La teatralización latinoamericana, en toda su extensión. Correa, Uribe y Chávez, como si fuera La Hora de los Deportes. El campamento de boyscouts con Kirchner a la cabeza esperando a Ingrid mientras se espantaban los mosquitos de la cara. ¡Ingrid y su rescate fílmico! Cobos y su voto de final de película yanqui, cuando el héroe dice las palabras justas con exasperantes pausas melodramáticas (creo recordar hasta un “aplauso progresivo”). Cotugno amenazando a los legisladores con su excomunión. Los informativos agregan música de fondo a los 20 minutos diarios de noticias policiales, para inducir la emoción, no sea cosa que las imágenes de la niña violada no sean suficientemente potentes. La Teletón que se parece a Bailando por un Sueño, y muestra ojerosos y cansados a sus conductores sobre el final, como para llevar a lo épico-efectista el momento en que se alcanza o no la plata buscada.

Todo se empasta en el golpe de efecto. Ni siquiera la inquietud de lo inverosímil importa. Si no se ve desde bien lejos y se entiende fácil, es que no pasó. Y cuanta más gente lo reciba, más pasó, más real es.

Del otro lado, mientras el bombardeo transcurre, se genera una obsesión: la necesidad de encontrar la adrenalina que produce la impresión. Una ansiedad que sólo es saciada con otro de esos golpes de efecto, y la cadena de sensaciones contiguas: el espanto, la compasión instantánea, la concientización efímera, y a buscar el próximo, a conmoverse rápido y fácil, salir del trance y seguir el espiral, que hay más destellos para quedar cegado y hacer que lloren los ojos.

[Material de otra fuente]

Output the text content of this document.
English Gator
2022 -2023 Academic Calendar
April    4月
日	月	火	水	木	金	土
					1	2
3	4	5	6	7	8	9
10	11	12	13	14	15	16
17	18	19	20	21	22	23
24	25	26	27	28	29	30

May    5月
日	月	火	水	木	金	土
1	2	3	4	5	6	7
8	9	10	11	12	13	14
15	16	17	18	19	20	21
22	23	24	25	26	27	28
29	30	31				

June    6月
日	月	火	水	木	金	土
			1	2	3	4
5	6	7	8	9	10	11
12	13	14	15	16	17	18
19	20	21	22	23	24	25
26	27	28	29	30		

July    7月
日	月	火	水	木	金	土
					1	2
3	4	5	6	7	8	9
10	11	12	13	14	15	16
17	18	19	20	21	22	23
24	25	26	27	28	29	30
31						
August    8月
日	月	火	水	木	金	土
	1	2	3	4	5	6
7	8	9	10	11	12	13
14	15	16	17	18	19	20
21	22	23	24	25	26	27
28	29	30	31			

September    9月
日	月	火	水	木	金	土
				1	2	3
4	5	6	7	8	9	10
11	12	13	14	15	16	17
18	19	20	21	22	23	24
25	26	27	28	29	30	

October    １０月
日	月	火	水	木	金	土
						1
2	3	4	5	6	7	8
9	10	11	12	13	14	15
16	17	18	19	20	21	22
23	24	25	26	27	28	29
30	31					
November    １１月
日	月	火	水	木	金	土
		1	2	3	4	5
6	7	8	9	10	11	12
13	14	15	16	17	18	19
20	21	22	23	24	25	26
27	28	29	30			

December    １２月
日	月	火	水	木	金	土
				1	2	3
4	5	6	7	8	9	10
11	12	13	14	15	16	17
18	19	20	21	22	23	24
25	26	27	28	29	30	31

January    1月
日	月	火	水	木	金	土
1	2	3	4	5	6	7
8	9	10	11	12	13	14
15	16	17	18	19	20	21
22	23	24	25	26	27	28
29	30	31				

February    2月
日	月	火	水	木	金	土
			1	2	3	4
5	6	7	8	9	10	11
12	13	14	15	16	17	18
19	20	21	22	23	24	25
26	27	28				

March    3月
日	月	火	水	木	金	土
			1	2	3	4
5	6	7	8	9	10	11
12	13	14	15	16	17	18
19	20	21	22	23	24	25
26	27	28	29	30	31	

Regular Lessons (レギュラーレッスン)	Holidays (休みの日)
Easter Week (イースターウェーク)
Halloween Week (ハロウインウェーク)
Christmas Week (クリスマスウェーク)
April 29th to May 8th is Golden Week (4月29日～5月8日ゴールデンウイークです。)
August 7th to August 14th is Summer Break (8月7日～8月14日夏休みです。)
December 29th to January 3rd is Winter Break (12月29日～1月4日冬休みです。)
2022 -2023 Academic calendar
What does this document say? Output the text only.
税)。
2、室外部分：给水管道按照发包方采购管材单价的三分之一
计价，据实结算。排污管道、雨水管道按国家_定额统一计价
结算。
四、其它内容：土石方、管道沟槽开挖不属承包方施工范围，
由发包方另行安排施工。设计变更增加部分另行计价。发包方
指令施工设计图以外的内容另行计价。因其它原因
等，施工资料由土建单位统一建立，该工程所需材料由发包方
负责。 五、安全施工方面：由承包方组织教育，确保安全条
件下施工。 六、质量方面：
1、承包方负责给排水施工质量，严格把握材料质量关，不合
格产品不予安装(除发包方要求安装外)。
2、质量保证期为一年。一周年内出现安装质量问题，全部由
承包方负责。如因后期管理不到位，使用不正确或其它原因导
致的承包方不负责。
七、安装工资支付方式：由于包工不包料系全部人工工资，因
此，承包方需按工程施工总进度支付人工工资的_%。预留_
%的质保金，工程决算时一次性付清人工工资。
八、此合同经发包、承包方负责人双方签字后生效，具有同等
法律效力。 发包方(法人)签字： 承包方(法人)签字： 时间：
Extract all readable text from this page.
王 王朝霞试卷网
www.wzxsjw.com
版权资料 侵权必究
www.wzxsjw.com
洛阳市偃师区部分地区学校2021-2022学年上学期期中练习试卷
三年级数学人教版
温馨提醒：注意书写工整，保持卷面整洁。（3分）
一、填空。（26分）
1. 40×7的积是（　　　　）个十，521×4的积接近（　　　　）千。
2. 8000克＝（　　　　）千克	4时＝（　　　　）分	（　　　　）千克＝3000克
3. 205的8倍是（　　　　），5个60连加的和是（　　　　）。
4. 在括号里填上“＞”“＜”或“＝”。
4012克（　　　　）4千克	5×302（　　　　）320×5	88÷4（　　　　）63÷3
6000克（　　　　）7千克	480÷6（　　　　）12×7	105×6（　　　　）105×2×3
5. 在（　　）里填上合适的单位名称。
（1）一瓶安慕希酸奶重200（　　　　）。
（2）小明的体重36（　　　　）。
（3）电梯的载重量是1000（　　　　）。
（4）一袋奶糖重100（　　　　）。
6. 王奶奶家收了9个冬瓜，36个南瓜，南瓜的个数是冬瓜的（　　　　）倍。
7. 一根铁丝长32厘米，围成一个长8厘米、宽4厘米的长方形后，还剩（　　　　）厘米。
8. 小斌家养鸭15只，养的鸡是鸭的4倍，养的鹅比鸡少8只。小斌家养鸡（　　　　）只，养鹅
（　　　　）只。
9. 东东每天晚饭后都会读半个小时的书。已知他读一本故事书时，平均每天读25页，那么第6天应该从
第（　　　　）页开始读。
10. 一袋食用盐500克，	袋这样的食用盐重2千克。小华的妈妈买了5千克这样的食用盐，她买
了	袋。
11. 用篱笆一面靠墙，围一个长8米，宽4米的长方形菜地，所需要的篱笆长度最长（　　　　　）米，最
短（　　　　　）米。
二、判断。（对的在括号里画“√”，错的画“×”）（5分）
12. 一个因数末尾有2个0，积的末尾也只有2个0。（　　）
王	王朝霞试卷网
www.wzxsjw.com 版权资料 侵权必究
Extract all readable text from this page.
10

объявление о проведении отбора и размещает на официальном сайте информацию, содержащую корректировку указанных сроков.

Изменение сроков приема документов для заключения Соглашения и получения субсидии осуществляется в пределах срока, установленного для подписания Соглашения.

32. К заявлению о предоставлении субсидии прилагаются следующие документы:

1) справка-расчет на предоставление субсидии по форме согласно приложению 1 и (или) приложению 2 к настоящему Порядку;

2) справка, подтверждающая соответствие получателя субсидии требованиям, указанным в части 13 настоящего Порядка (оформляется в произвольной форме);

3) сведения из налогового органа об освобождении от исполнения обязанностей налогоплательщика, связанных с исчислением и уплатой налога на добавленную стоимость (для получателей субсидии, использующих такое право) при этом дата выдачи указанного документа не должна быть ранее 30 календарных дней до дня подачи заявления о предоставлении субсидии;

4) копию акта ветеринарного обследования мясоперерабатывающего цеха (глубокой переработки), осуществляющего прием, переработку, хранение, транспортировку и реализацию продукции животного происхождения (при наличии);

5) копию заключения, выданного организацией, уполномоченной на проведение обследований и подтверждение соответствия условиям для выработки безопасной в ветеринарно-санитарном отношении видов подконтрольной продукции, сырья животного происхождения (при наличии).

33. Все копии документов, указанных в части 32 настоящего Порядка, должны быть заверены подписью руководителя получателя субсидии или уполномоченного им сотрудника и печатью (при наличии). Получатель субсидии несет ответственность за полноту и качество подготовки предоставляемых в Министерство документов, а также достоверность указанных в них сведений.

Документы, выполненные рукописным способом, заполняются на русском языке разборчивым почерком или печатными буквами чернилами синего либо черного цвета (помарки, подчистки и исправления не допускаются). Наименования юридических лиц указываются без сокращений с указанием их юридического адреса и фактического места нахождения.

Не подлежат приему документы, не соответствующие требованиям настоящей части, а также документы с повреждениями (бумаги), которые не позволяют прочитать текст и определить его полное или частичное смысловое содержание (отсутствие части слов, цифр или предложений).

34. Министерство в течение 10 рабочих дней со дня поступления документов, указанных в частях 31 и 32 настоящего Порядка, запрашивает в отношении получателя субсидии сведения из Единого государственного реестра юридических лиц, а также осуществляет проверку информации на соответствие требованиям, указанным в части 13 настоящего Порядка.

Así, todos más tranquilos y campantes, todos más contentos con nosotros mismos. Todos tan sensibles a las horrendas imágenes, todos tan vivos a la hora de escuchar un “chan” que marque dónde hay que reírse en grupo.

Mucho mejor seremos en nuestro padecimiento por el resto, en nuestro dolor colectivo, en la emoción compartida que tanto anhelamos, si nos dejamos sacudir por el impacto, como si fuéramos uno. Hasta que sólo queden falsos destellos epifánicos, que apenas den para una charla de bar idiota en la que cuestionemos la veracidad de la llegada del hombre a la luna con el mayor de nuestros cinismos, con nuestra mejor y más estúpida jactancia, que teníamos reservada para esa gran oportunidad, y que lucimos orgullosos.

Estoy enterado, estoy conmovido, estoy tranquilo. Se parece un poco a estar narcotizado, pero estoy bien.